The White Goddess is perhaps the finest of Robert Graves's works on the psychological and mythological sources of poetry. In this tapestry of poetic and religious scholarship, Graves explores the stories behind the earliest of European deities—the White Goddess of Birth, Love, and Death—who was worshipped under countless titles. He also uncovers the obscure and mysterious power of "pure poetry" and its peculiar and mythic language.

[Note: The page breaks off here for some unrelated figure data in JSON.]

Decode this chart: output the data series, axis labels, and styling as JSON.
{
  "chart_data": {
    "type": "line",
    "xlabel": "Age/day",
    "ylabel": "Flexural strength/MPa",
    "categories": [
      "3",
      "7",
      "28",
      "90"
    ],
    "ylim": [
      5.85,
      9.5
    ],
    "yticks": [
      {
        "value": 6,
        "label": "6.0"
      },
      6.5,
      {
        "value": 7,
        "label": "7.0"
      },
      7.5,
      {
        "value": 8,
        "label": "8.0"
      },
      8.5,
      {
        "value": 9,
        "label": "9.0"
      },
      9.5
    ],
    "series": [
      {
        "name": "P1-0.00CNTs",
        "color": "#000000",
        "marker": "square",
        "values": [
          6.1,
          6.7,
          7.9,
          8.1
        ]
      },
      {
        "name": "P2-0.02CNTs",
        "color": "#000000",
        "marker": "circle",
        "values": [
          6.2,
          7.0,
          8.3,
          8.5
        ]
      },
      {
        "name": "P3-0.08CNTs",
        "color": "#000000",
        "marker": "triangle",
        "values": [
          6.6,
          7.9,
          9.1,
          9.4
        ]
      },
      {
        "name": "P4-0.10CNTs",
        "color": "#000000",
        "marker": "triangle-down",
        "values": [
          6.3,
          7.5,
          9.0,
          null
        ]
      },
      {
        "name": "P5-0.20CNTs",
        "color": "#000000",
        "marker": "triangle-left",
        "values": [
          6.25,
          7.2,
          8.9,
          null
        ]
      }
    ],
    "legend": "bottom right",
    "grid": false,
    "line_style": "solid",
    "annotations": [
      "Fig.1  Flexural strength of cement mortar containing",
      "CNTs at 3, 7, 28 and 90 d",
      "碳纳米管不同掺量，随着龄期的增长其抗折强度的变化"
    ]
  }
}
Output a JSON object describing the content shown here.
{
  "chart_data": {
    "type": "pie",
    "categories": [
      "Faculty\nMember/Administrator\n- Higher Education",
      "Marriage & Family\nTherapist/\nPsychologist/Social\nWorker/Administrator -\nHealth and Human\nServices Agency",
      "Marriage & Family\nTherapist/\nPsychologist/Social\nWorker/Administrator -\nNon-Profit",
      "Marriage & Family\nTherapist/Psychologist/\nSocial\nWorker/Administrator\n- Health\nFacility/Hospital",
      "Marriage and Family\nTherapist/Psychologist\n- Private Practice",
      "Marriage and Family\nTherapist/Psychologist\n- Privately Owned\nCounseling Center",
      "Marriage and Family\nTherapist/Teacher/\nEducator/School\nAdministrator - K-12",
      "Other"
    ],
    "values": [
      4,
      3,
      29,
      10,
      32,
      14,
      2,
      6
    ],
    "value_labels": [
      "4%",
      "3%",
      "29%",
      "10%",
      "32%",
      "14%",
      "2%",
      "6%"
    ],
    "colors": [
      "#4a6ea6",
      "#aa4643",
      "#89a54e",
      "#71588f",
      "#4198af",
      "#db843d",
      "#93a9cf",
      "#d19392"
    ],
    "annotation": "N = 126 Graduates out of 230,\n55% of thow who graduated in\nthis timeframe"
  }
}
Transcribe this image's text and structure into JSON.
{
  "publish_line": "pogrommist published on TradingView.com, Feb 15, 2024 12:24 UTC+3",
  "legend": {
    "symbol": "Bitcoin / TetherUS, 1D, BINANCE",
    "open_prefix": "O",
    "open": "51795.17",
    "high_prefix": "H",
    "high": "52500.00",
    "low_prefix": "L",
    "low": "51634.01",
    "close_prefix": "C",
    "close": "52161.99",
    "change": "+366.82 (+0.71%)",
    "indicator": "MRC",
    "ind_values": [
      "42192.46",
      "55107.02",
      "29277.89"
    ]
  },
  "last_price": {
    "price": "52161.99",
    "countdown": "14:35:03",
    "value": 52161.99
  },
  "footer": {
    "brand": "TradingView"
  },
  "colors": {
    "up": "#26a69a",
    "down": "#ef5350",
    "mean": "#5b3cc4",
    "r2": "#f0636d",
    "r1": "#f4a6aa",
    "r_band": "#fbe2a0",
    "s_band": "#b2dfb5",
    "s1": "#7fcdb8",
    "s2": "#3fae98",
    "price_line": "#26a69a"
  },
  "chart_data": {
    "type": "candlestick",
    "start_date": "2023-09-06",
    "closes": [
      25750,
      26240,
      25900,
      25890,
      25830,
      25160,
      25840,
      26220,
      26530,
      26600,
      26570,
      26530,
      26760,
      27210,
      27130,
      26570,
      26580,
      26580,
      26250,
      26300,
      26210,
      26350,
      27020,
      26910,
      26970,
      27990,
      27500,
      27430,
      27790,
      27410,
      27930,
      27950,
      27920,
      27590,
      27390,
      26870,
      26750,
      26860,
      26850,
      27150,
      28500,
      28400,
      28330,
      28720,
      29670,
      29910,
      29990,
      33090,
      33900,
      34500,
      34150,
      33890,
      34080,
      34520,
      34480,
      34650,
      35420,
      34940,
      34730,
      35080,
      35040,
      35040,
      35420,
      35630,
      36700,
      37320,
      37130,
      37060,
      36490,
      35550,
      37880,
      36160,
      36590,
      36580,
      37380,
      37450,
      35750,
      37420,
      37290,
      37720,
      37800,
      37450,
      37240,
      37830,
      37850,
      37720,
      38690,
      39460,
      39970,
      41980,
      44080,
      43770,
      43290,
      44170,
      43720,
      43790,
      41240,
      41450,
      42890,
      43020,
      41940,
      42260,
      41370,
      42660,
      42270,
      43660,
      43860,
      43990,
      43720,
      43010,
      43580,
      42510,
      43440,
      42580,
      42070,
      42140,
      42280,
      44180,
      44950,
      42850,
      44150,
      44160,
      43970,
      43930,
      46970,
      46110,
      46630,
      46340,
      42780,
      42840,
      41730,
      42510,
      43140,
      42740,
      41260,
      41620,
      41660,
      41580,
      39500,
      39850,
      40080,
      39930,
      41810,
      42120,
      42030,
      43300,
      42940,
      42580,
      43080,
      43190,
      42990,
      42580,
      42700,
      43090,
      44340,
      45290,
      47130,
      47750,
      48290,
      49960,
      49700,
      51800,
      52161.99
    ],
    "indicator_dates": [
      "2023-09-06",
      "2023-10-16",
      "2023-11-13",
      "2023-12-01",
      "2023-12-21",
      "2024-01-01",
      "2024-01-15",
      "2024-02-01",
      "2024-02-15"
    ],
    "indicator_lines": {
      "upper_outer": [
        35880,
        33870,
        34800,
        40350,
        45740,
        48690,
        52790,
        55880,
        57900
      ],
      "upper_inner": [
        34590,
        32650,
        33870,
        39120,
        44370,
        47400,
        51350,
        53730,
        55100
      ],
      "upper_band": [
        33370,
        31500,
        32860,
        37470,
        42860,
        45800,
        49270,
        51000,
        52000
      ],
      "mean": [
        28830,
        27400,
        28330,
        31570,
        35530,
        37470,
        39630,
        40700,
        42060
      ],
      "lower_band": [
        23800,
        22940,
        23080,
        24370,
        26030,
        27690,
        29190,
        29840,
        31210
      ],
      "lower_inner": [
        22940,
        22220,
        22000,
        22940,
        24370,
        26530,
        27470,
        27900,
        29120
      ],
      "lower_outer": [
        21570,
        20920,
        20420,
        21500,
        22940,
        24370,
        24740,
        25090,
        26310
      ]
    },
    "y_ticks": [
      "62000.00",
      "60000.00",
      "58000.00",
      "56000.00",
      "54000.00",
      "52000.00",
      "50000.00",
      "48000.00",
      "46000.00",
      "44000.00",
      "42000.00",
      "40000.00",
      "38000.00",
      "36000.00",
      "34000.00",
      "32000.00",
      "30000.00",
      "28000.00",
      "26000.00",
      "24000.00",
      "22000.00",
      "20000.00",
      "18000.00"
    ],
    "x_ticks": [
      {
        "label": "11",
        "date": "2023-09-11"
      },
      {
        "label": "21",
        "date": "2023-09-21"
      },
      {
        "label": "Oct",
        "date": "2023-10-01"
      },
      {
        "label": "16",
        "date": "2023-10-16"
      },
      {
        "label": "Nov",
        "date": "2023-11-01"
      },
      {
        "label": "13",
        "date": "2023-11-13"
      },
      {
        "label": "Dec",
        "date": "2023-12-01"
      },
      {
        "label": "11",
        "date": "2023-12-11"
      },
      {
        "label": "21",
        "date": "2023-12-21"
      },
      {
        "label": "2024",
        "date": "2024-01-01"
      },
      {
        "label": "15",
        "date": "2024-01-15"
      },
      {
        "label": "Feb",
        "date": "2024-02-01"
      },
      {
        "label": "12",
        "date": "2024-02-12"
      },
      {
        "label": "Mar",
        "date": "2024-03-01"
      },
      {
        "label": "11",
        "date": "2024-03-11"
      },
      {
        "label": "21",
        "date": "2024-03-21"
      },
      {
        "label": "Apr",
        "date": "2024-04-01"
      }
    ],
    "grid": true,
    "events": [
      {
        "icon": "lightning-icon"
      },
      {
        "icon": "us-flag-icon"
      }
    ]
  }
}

The Lost Civilization of Lemuria

The Lost Civilization of Lemuria
Author :
Publisher : Simon and Schuster
Total Pages : 325
Release :
ISBN-10 : 9781591439493
ISBN-13 : 1591439493
Rating : 4/5 (93 Downloads)

Synopsis The Lost Civilization of Lemuria by : Frank Joseph

A compelling new portrait of the lost realm of Lemuria, the original motherland of humanity • Contains the most extensive and up-to-date archaeological research on Lemuria • Reveals a lost, ancient technology in some respects more advanced than modern science • Provides evidence that the perennial philosophies have their origin in Lemurian culture Before the Indonesian tsunami or Hurricane Katrina’s destruction of New Orleans, there was the destruction of Lemuria. Oral tradition in Polynesia recounts the story of a splendid kingdom that was carried to the bottom of the sea by a mighty “warrior wave”--a tsunami. This lost realm has been cited in numerous other indigenous traditions, spanning the globe from Australia to Asia to the coasts of both South and North America. It was known as Lemuria or Mu, a vast realm of islands and archipelagoes that once sprawled across the Pacific Ocean. Relying on 10 years of research and extensive travel, Frank Joseph offers a compelling picture of this mother­land of humanity, which he suggests was the original Garden of Eden. Using recent deep-sea archaeological finds, enigmatic glyphs and symbols, and ancient records shared by cultures divided by great distances that document the story of this sunken world, Joseph painstakingly re-creates a picture of this civilization in which people lived in rare harmony and possessed a sophisticated technology that allowed them to harness the weather, defy gravity, and conduct genetic investigations far beyond what is possible today. When disaster struck Lemuria, the survivors made their way to other parts of the world, incorporating their scientific and mystical skills into the existing cultures of Asia, Polynesia, and the Americas. Totem poles of the Pacific Northwest, architecture in China, the colossal stone statues on Easter Island, and even the perennial philosophies all reveal their kinship to this now-vanished civilization.